所以我遇到了一个关于textarea的问题。我的目标是创建一个带有textarea的表单,用户可以逐行输入字母数字名称,然后从数据库中提取该信息并将其显示在表格中。
例如:
tt1
tt2
tt3
并在提交时,它将返回与这3个名称相关的所有数据。
我可以获取textarea,解析它并获取要插入到sql查询中的原始值,但是我在输出结果时遇到了困难。
我现在的代码如下:
的index.html
<form method="POST" action="getreport.php">
<div class="form-group">
<label for="textarea">Textarea</label>
<textarea class="form-control" name="textarea" id="textarea" class="textarea" rows="5" cols="50"></textarea>
</div>
<button type="submit" class="btn btn-primary" >Submit</button>
</form>
getreport.php
<?php
$servername = "localhost";
$username = "root";
$password = "";
$dbname = "server";
// Create connection
$conn = new mysqli($servername, $username, $password, $dbname);
// Check connection
if ($conn->connect_error) {
die("Connection failed: " . $conn->connect_error);
}
$text = trim($_POST['textarea']);
$textAr = preg_split('/[\n\r]+/', $text); //<--- preg_split is where the magic happens
$textAr = array_filter($textAr, 'trim'); // remove any extra \r characters left behind
foreach ($textAr as $line) {
// processing here.
$sql = "SELECT * from guestlist WHERE guestname='$line'";
echo "$sql"; //just checking query output for now
}
$result = $conn->query($sql);
if ($result->num_rows > 0) {
// output data of each row
while($row = $result->fetch_assoc()) { //<---- take this while loop out
echo '<table class="table table-striped table-bordered table-hover">';
echo "<tr><th>Hostname</th><th>Guestname:</th><th>date</th><th>owner</th></tr>";
while($row = mysqli_fetch_array($result))
{
echo "<tr><td>";
echo $row['hostname'];
echo "</td><td>";
echo $row['guestname'];
echo "</td><td>";
echo $row['date'];
echo "</td><td>";
echo $row['owner'];
echo "</td></tr>";
}
echo "</table>";
} //<-----as well as the closing bracket
} else {
echo "0 results";
}
$conn->close();
?>
对此有任何帮助或指导将不胜感激。
由于
答案 0 :(得分:1)
不确定您解决问题的方法是否正确,并且有人建议您应该担心SQL注入问题。

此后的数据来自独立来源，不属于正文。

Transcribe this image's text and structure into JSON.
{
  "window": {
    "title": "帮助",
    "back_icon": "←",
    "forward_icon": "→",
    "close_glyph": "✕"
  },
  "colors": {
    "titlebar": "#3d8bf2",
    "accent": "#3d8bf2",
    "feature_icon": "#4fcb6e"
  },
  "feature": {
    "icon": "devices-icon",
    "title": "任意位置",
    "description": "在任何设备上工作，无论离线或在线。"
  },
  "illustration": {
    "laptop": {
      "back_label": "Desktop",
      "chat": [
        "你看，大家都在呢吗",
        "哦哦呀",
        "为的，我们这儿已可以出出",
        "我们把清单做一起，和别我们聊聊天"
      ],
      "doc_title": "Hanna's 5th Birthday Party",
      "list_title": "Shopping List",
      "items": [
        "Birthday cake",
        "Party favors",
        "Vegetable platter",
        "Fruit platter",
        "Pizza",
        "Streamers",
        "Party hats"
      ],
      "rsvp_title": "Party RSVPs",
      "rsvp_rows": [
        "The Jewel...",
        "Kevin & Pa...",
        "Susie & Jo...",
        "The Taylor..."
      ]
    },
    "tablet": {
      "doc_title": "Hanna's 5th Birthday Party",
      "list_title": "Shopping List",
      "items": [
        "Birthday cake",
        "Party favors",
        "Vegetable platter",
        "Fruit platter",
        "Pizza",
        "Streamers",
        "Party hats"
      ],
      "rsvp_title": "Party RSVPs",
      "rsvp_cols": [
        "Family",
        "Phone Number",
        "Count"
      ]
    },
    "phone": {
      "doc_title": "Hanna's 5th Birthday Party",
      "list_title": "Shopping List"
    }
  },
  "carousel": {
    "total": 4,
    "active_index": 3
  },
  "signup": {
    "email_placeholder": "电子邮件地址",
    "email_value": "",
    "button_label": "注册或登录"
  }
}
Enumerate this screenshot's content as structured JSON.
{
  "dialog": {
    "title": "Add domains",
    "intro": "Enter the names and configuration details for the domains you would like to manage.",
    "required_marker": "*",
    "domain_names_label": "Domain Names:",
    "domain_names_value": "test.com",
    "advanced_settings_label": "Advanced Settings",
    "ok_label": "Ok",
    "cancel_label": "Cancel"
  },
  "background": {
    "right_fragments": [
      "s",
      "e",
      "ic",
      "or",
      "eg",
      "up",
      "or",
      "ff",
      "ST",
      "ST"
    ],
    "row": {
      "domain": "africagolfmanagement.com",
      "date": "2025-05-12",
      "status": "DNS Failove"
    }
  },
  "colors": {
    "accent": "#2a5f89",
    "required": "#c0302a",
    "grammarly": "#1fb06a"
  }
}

说,这可能是一个解决方案:
$text = trim($_POST['textarea']);
$textAr = str_replace("/n",",", $text);
$sql = "SELECT * from guestlist WHERE FIND_IN_SET(guestname,'$line')>0";
$result = $conn->query($sql);
另一种方法可能是每次都是iteratin
<?php
$servername = "localhost";
$username = "root";
$password = "";
$dbname = "server";
// Create connection
$conn = new mysqli($servername, $username, $password, $dbname);
// Check connection
if ($conn->connect_error) {
die("Connection failed: " . $conn->connect_error);
}
$text = trim($_POST['textarea']);
$textAr = explode("/n", $text);
$textAr = array_filter($textAr, 'trim'); // remove any extra \r characters left behind
foreach ($textAr as $line) {
// processing here.
$sql = "SELECT * from guestlist WHERE guestname='$line'";
echo "$sql"; //just checking query output for now
$result = $conn->query($sql);
// <---------------- ITERATE INSIDE THE FOREACH
if ($result->num_rows > 0) {
// output data of each row
while($row = $result->fetch_assoc()) {
echo '<table class="table table-striped table-bordered table-hover">';
echo "<tr><th>Hostname</th><th>Guestname:</th><th>date</th><th>owner</th></tr>";
while($row = mysqli_fetch_array($result))
{
echo "<tr><td>";
echo $row['hostname'];
echo "</td><td>";
echo $row['guestname'];
echo "</td><td>";
echo $row['date'];
echo "</td><td>";
echo $row['owner'];
echo "</td></tr>";
}
echo "</table>";
}
} else {
echo "0 results";
}
} // Close the foreach
$conn->close();
?>
答案 1 :(得分:1)
不确定你为什么使用2 while循环--fetch_assoc和mysqli_fetch_array?每次调用都会将指针移动到下一行。也许这就是为什么你的表没有显示正确的数据?看来你可以删除fetch_assoc循环。